Tre personaggi in cerca di un destino
I personaggi del libro partono per la loro navigazione letteraria all’inizio del volume come se si trattasse di una regata in solitario, ma poi si trovano, legandosi e intrecciandosi sempre di più e comunque garantendo in ogni capitolo il triplice punto di vista alla narrazione. Questa strana solidarietà che si sviluppa tra loro cercherà, con alterna efficacia, di fare scudo a esistenze difficilissime, sempre sull’orlo del baratro. È come se i personaggi del romanzo non potessero affatto rinunciare a questo schema di gioco narrativo, far sempre e comunque sentire, separatamente, la loro voce, il loro punto di vista, pena la loro definitiva disfatta, la loro dissoluzione, che però alla fine avviene comunque, in quanto per l’appunto inevitabile.
Di particolare impatto “cinematografico” è proprio l’epilogo, specialmente la parte conclusiva, che rende ben chiare la tecnica e l’impostazione molto vivida e d’impatto del linguaggio usato nel libro.

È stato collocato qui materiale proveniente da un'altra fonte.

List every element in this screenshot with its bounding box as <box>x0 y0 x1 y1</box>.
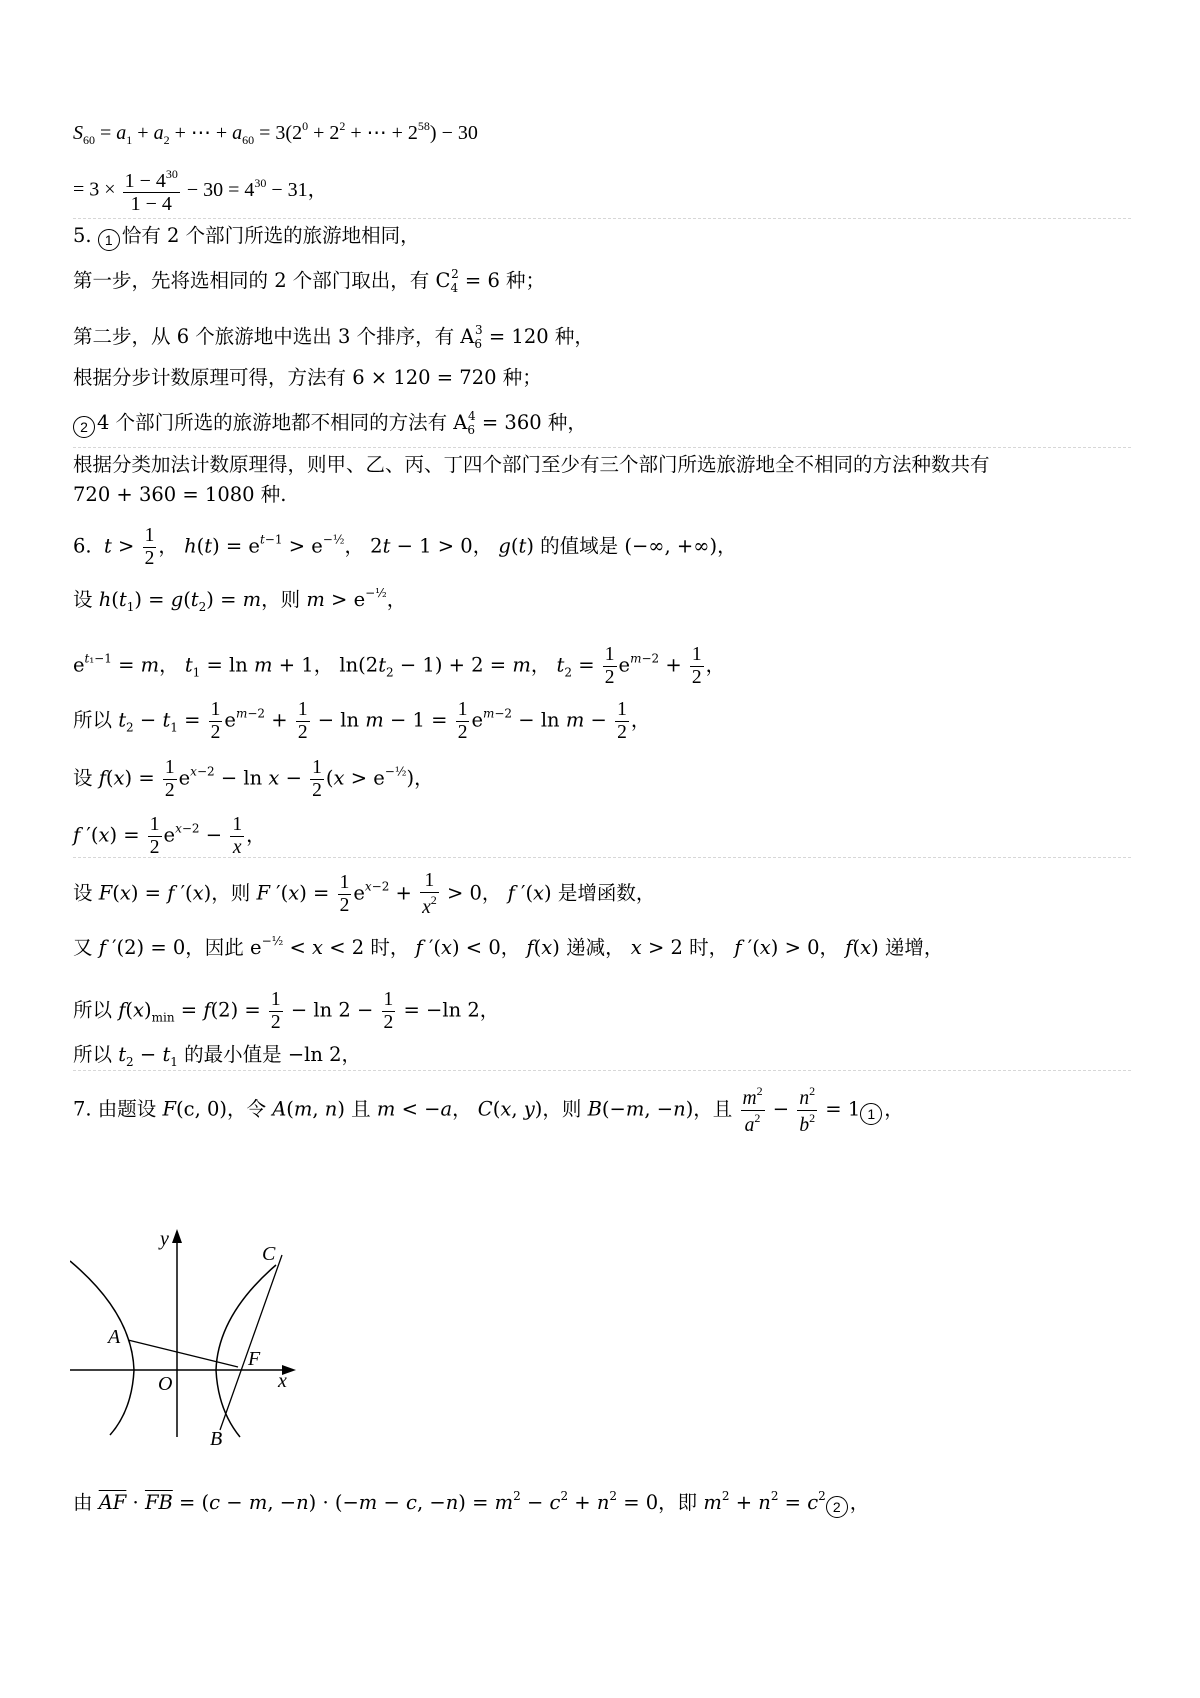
p5-line-1: 5. 1 恰有 2 个部门所选的旅游地相同， <box>73 226 420 251</box>
hyperbola-figure <box>70 1225 330 1455</box>
p5-line-2: 第一步，先将选相同的 2 个部门取出，有 $C_4^2 = 6$ 种； <box>73 267 546 295</box>
point-A-label: A <box>108 1326 121 1348</box>
p6-line-5: 设 f(x) = $\frac{1}{2}$ $e^{x-2} - \ln x$ − $\frac{1}{2}$ $(x > e^{-\frac{1}{2}})$， <box>73 757 434 801</box>
hyperbola-left-branch <box>70 1261 134 1435</box>
p6-line-4: 所以 $t_2 - t_1$ = $\frac{1}{2}$ $e^{m-2}$ + $\frac{1}{2}$ − ln m − 1 = $\frac{1}{2}$ $e^{m-2} - \ln m$ − $\frac{1}{2}$ ， <box>73 699 651 743</box>
p6-line-8: 又 f ′(2) = 0，因此 $e^{-\frac{1}{2}} < x < 2$ 时， f ′(x) < 0， f(x) 递减， x > 2 时， f ′(x) > 0， f(x) 递增， <box>73 934 944 959</box>
p7-line-1: 7. 由题设 F(c, 0)，令 A(m, n) 且 m < −a， C(x, y)，则 B(−m, −n)，且 $\frac{m^2}{a^2}$ − $\frac{n^2}{b^2}$ = 1 1 ， <box>73 1084 904 1136</box>
p5-line-3: 第二步，从 6 个旅游地中选出 3 个排序，有 $A_6^3 = 120$ 种， <box>73 323 594 351</box>
point-C-label: C <box>262 1243 276 1265</box>
p6-line-10: 所以 $t_2 - t_1$ 的最小值是 −ln 2， <box>73 1043 362 1069</box>
divider <box>73 857 1131 858</box>
divider <box>73 1070 1131 1071</box>
p6-line-1: 6. t > $\frac{1}{2}$ ， $h(t) = e^{t-1} > e^{-\frac{1}{2}}$， 2t − 1 > 0， g(t) 的值域是 (−∞, +∞)， <box>73 525 737 569</box>
y-label: y <box>160 1228 169 1250</box>
divider <box>73 218 1131 219</box>
point-B-label: B <box>210 1428 223 1450</box>
p6-line-6: f ′(x) = $\frac{1}{2}$ $e^{x-2}$ − $\frac{1}{x}$ ， <box>73 814 266 858</box>
x-label: x <box>278 1370 287 1392</box>
p6-line-3: $e^{t_1-1} = m$， $t_1 = \ln m + 1$， $\ln(2t_2 - 1) + 2 = m$， $t_2$ = $\frac{1}{2}$ $e^{m-2}$ + $\frac{1}{2}$ ， <box>73 644 726 688</box>
hyperbola-right-branch <box>216 1265 276 1437</box>
sum-result-line: = 3 × $\frac{1 - 4^{30}}{1 - 4}$ − $30 = 4^{30} - 31$， <box>73 167 328 215</box>
p5-line-5: 2 4 个部门所选的旅游地都不相同的方法有 $A_6^4 = 360$ 种， <box>73 410 587 438</box>
p6-line-9: 所以 $f(x)_{min} = f(2)$ = $\frac{1}{2}$ − ln 2 − $\frac{1}{2}$ = −ln 2， <box>73 989 500 1033</box>
point-F-label: F <box>248 1348 261 1370</box>
p7-line-2: 由 $\overline{AF} \cdot \overline{FB} = (c - m$, −n) · (−m − c, $-n) = m^2 - c^2 + n^2 = 0$，即 $m^2 + n^2 = c^22$ ， <box>73 1490 869 1518</box>
p6-line-7: 设 F(x) = f ′(x)，则 F ′(x) = $\frac{1}{2}$ $e^{x-2}$ + $\frac{1}{x^2}$ > 0， f ′(x) 是增函数， <box>73 870 656 918</box>
sum-fraction: $\frac{1 - 4^{30}}{1 - 4}$ <box>124 167 178 215</box>
y-axis-arrow-icon <box>172 1229 182 1243</box>
segment-AF <box>128 1340 238 1367</box>
p5-line-7: 720 + 360 = 1080 种. <box>73 483 287 506</box>
divider <box>73 447 1131 448</box>
p6-line-2: 设 $h(t_1) = g(t_2) = m$，则 $m > e^{-\frac{1}{2}}$， <box>73 586 407 614</box>
p5-line-6: 根据分类加法计数原理得，则甲、乙、丙、丁四个部门至少有三个部门所选旅游地全不相同的方法种数共有 <box>73 453 990 476</box>
segment-CB <box>220 1255 282 1430</box>
p5-line-4: 根据分步计数原理可得，方法有 6 × 120 = 720 种； <box>73 366 542 389</box>
sum-line: $S_{60} = a_1 + a_2$ + ⋯ + $a_{60} = 3(2^0 + 2^2$ + ⋯ + $2^{58}) - 30$ <box>73 119 478 147</box>
origin-label: O <box>158 1373 173 1395</box>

«Ma se ora volgiamo lo sguardo dallo schermo alla platea, notiamo che non c’è più nessuno. Dei tre solitari spettatori rimangono solo un cappello, una sciarpa e quello che sembra il residuo di un panino mangiucchiato infilato fra gli schienali di due poltrone. Se qualcuno oltre a loro tre fosse stato presente, avrebbe detto di aver visto le loro figure dissolversi lentamente per unirsi in una massa tremolante che avrebbe cominciato a levitare, per alzarsi verso l’alto soffitto della sala, dissolversi infine in una nube luminosa».
Queste tre anime sconclusionate hanno insomma, in qualche modo, trovato il loro autore e sul palco c’è il lettore, che può se vuole afferrarne la storia, prima che si dissolvano del tutto in quella nuvola.